Martin is reported as saying tensions could increase in the changing New Zealand energy landscape.
Replacement gas reserves were being found but at a rate "substantially below consumption", though NGC, with its gas processing and pipeline infrastructure, was well placed to work with smaller explorers in bringing those smaller new reserves to the market.
However, he was concerned at a trend of regulatory creep, with gas transporters now subject to a Commerce Commission pricing review.
Martin also attacked the Government's new legislation providing for far-reaching regulation of the gas industry, should it fail to agree on a self-governance structure, and said the industry was already making significant progress towards setting up a governance regime by next November.
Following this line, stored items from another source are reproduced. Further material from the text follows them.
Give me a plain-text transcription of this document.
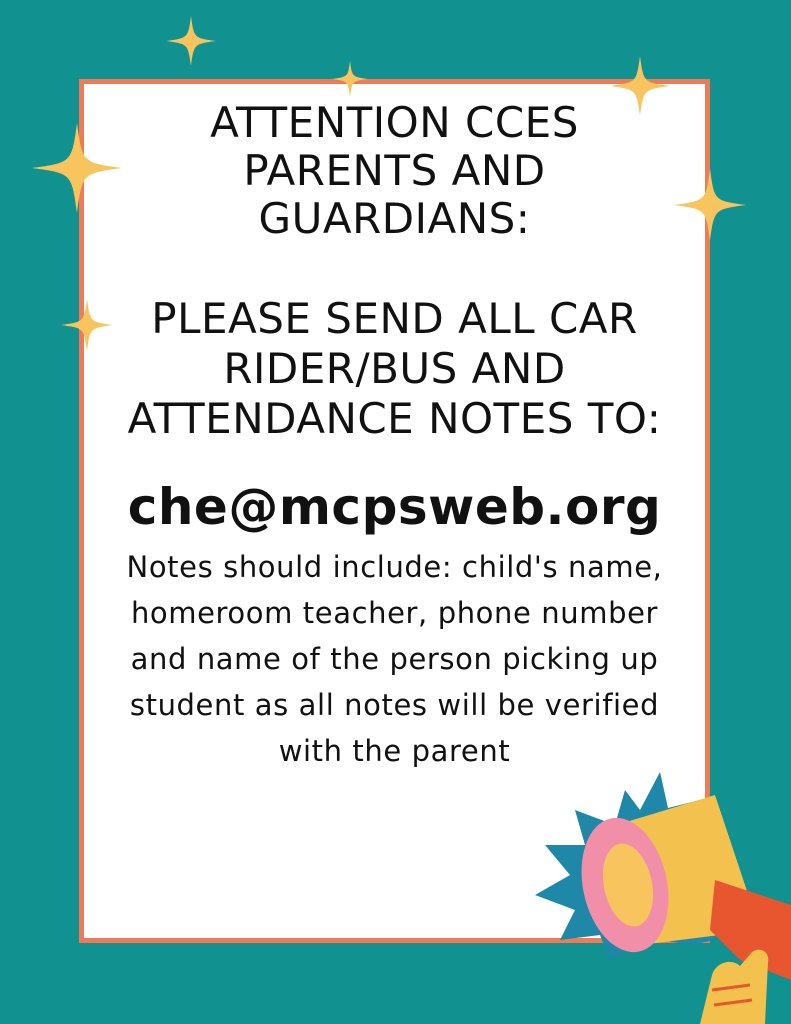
ATTENTION CCES
PARENTS AND
GUARDIANS:
PLEASE SEND ALL CAR
RIDER/BUS AND
ATTENDANCE NOTES TO:
che@mcpsweb.org
Notes should include: child's name,
homeroom teacher, phone number
and name of the person picking up
student as all notes will be verified
with the parent
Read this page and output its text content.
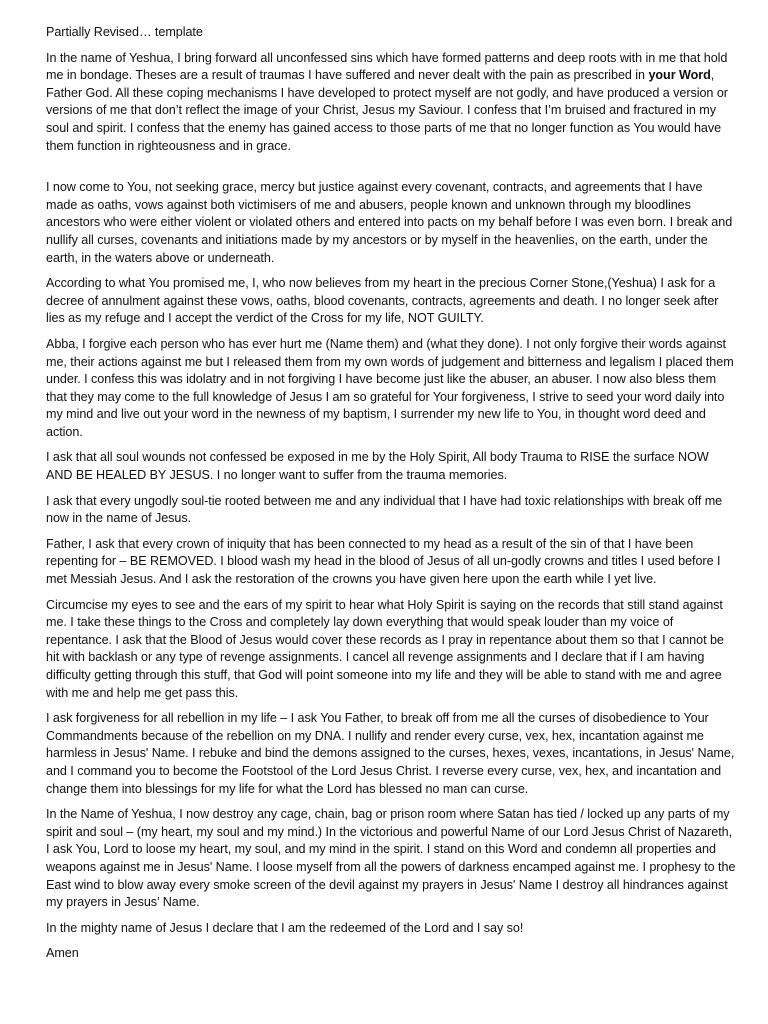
Partially Revised… template

In the name of Yeshua, I bring forward all unconfessed sins which have formed patterns and deep roots with in me that hold me in bondage. Theses are a result of traumas I have suffered and never dealt with the pain as prescribed in your Word, Father God. All these coping mechanisms I have developed to protect myself are not godly, and have produced a version or versions of me that don’t reflect the image of your Christ, Jesus my Saviour. I confess that I’m bruised and fractured in my soul and spirit. I confess that the enemy has gained access to those parts of me that no longer function as You would have them function in righteousness and in grace.

I now come to You, not seeking grace, mercy but justice against every covenant, contracts, and agreements that I have made as oaths, vows against both victimisers of me and abusers, people known and unknown through my bloodlines ancestors who were either violent or violated others and entered into pacts on my behalf before I was even born. I break and nullify all curses, covenants and initiations made by my ancestors or by myself in the heavenlies, on the earth, under the earth, in the waters above or underneath.

According to what You promised me, I, who now believes from my heart in the precious Corner Stone,(Yeshua) I ask for a decree of annulment against these vows, oaths, blood covenants, contracts, agreements and death. I no longer seek after lies as my refuge and I accept the verdict of the Cross for my life, NOT GUILTY.

Abba, I forgive each person who has ever hurt me (Name them) and (what they done). I not only forgive their words against me, their actions against me but I released them from my own words of judgement and bitterness and legalism I placed them under. I confess this was idolatry and in not forgiving I have become just like the abuser, an abuser. I now also bless them that they may come to the full knowledge of Jesus I am so grateful for Your forgiveness, I strive to seed your word daily into my mind and live out your word in the newness of my baptism, I surrender my new life to You, in thought word deed and action.

I ask that all soul wounds not confessed be exposed in me by the Holy Spirit, All body Trauma to RISE the surface NOW AND BE HEALED BY JESUS. I no longer want to suffer from the trauma memories.

I ask that every ungodly soul-tie rooted between me and any individual that I have had toxic relationships with break off me now in the name of Jesus.

Father, I ask that every crown of iniquity that has been connected to my head as a result of the sin of that I have been repenting for – BE REMOVED. I blood wash my head in the blood of Jesus of all un-godly crowns and titles I used before I met Messiah Jesus. And I ask the restoration of the crowns you have given here upon the earth while I yet live.

Circumcise my eyes to see and the ears of my spirit to hear what Holy Spirit is saying on the records that still stand against me. I take these things to the Cross and completely lay down everything that would speak louder than my voice of repentance. I ask that the Blood of Jesus would cover these records as I pray in repentance about them so that I cannot be hit with backlash or any type of revenge assignments. I cancel all revenge assignments and I declare that if I am having difficulty getting through this stuff, that God will point someone into my life and they will be able to stand with me and agree with me and help me get pass this.

I ask forgiveness for all rebellion in my life – I ask You Father, to break off from me all the curses of disobedience to Your Commandments because of the rebellion on my DNA. I nullify and render every curse, vex, hex, incantation against me harmless in Jesus' Name. I rebuke and bind the demons assigned to the curses, hexes, vexes, incantations, in Jesus' Name, and I command you to become the Footstool of the Lord Jesus Christ. I reverse every curse, vex, hex, and incantation and change them into blessings for my life for what the Lord has blessed no man can curse.

In the Name of Yeshua, I now destroy any cage, chain, bag or prison room where Satan has tied / locked up any parts of my spirit and soul – (my heart, my soul and my mind.) In the victorious and powerful Name of our Lord Jesus Christ of Nazareth, I ask You, Lord to loose my heart, my soul, and my mind in the spirit. I stand on this Word and condemn all properties and weapons against me in Jesus' Name. I loose myself from all the powers of darkness encamped against me. I prophesy to the East wind to blow away every smoke screen of the devil against my prayers in Jesus' Name I destroy all hindrances against my prayers in Jesus’ Name.

In the mighty name of Jesus I declare that I am the redeemed of the Lord and I say so!

Amen
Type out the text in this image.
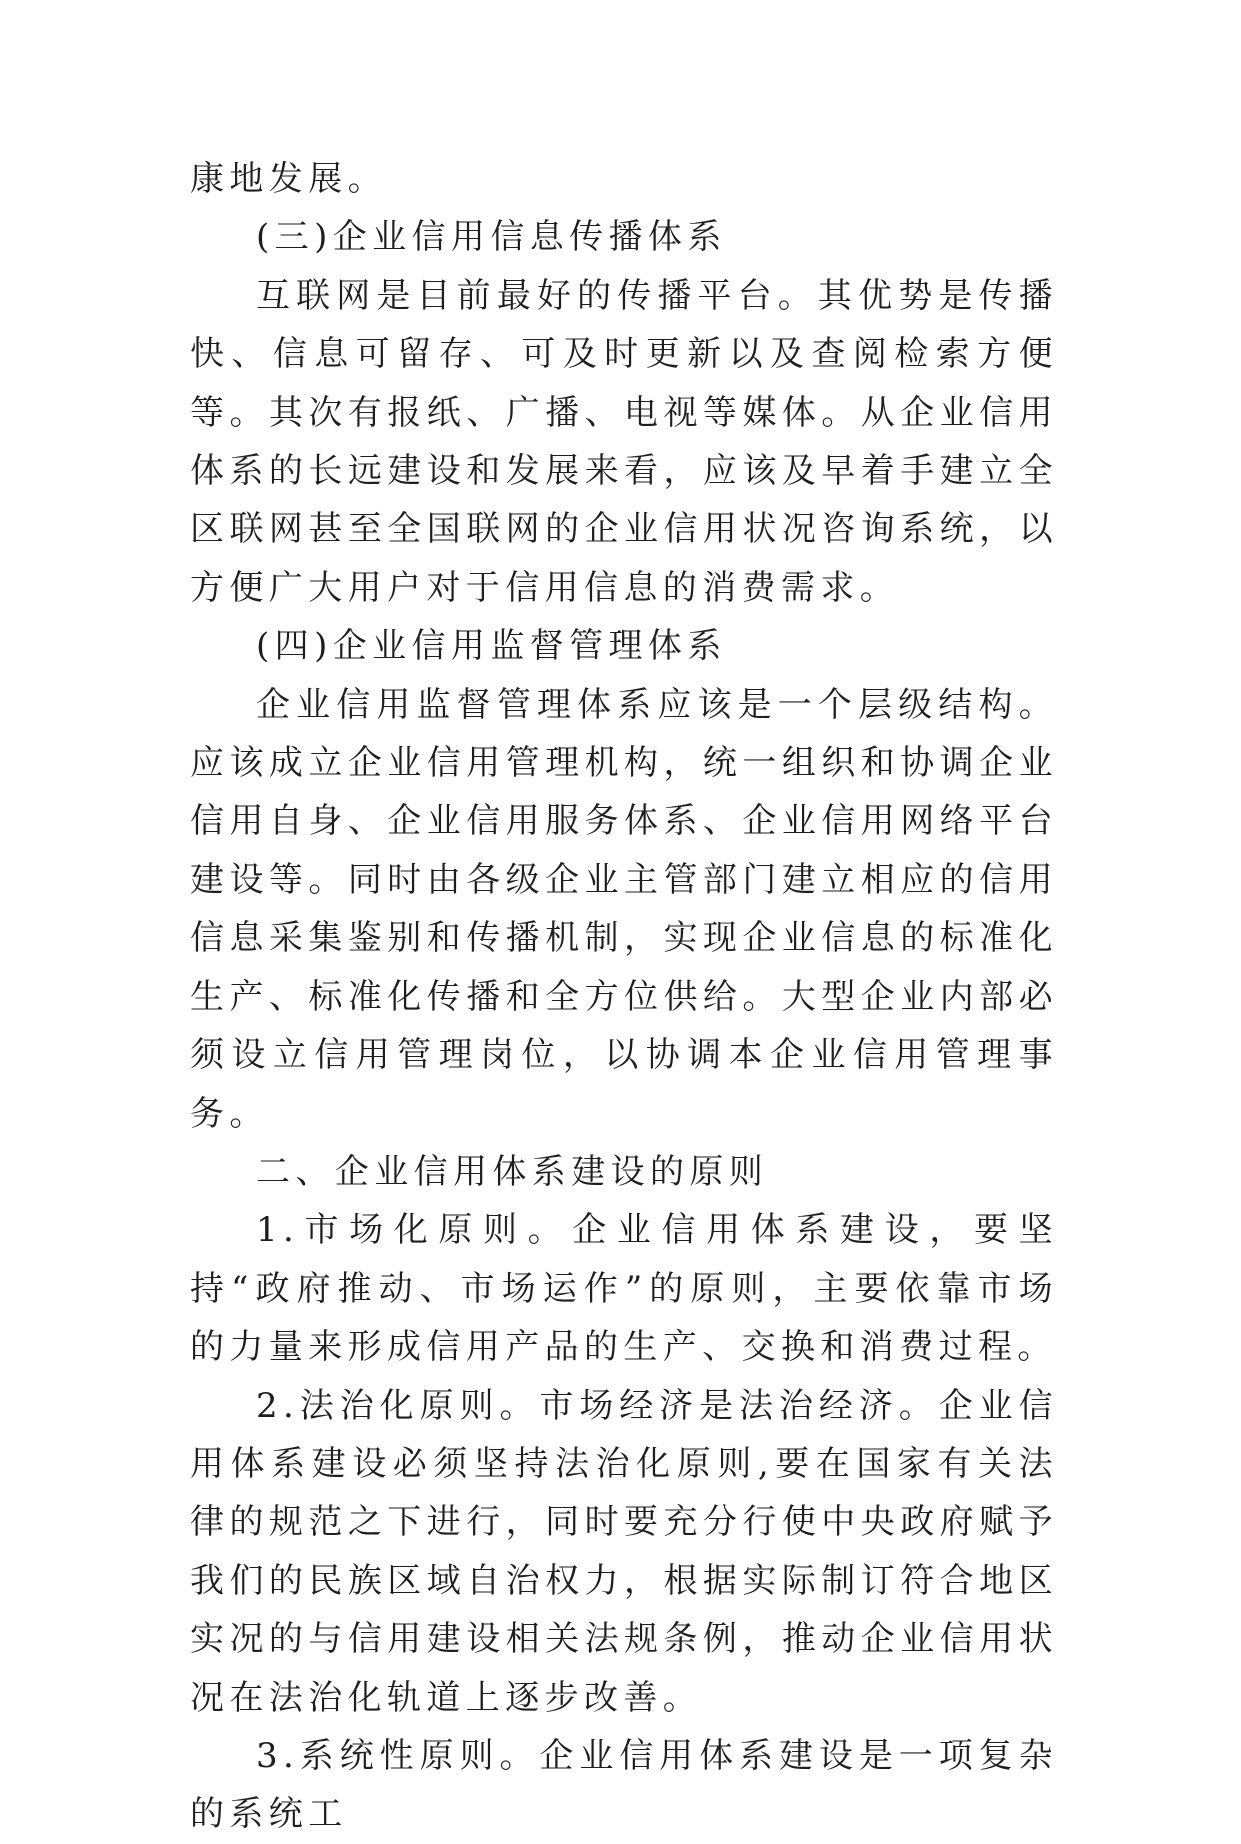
康地发展。

(三)企业信用信息传播体系

互联网是目前最好的传播平台。其优势是传播快、信息可留存、可及时更新以及查阅检索方便等。其次有报纸、广播、电视等媒体。从企业信用体系的长远建设和发展来看，应该及早着手建立全区联网甚至全国联网的企业信用状况咨询系统，以方便广大用户对于信用信息的消费需求。

(四)企业信用监督管理体系

企业信用监督管理体系应该是一个层级结构。应该成立企业信用管理机构，统一组织和协调企业信用自身、企业信用服务体系、企业信用网络平台建设等。同时由各级企业主管部门建立相应的信用信息采集鉴别和传播机制，实现企业信息的标准化生产、标准化传播和全方位供给。大型企业内部必须设立信用管理岗位，以协调本企业信用管理事务。

二、企业信用体系建设的原则

1.市场化原则。企业信用体系建设，要坚持“政府推动、市场运作”的原则，主要依靠市场的力量来形成信用产品的生产、交换和消费过程。

2.法治化原则。市场经济是法治经济。企业信用体系建设必须坚持法治化原则,要在国家有关法律的规范之下进行，同时要充分行使中央政府赋予我们的民族区域自治权力，根据实际制订符合地区实况的与信用建设相关法规条例，推动企业信用状况在法治化轨道上逐步改善。

3.系统性原则。企业信用体系建设是一项复杂的系统工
Meanwhile, shareholders backed a $NZ525 million capital return plan and should receive the payout in December.
The return is to be done through a cancellation of three of every seven shares, with shareholders being paid $NZ1.58 for each cancelled share, after High Court initial approval of the "scheme of arrangement" and the Inland Revenue Department confirming the return will not be treated as a dividend.
However, NGC will seek a final ruling from the court before distributing the money, which will be tax-free to most shareholders.
The payment is the result of NGC essentially quitting the electricity sector after its disastrous foray into electricity retailing during 2001.
The $NZ525 million capital return will be funded through existing debt facilities and a $NZ200 million retail bond issue with an interest rate of 6.8%.
Martin said it would be inefficient for a company to have no debt. Returning $NZ325 million to shareholders and not issuing the $NZ200M of bonds would not achieve the optimum capital structure NGC wanted.
Shareholders also approved a 33% increase in directors' fees, to $400,000, and voted to remove a retirement payment provision.
NGC directors will have to buy at least 5000 NGC shares to align their interests with shareholders and will be encouraged to buy more. Current director Sir Ross Jansen is stepping down after 12 years.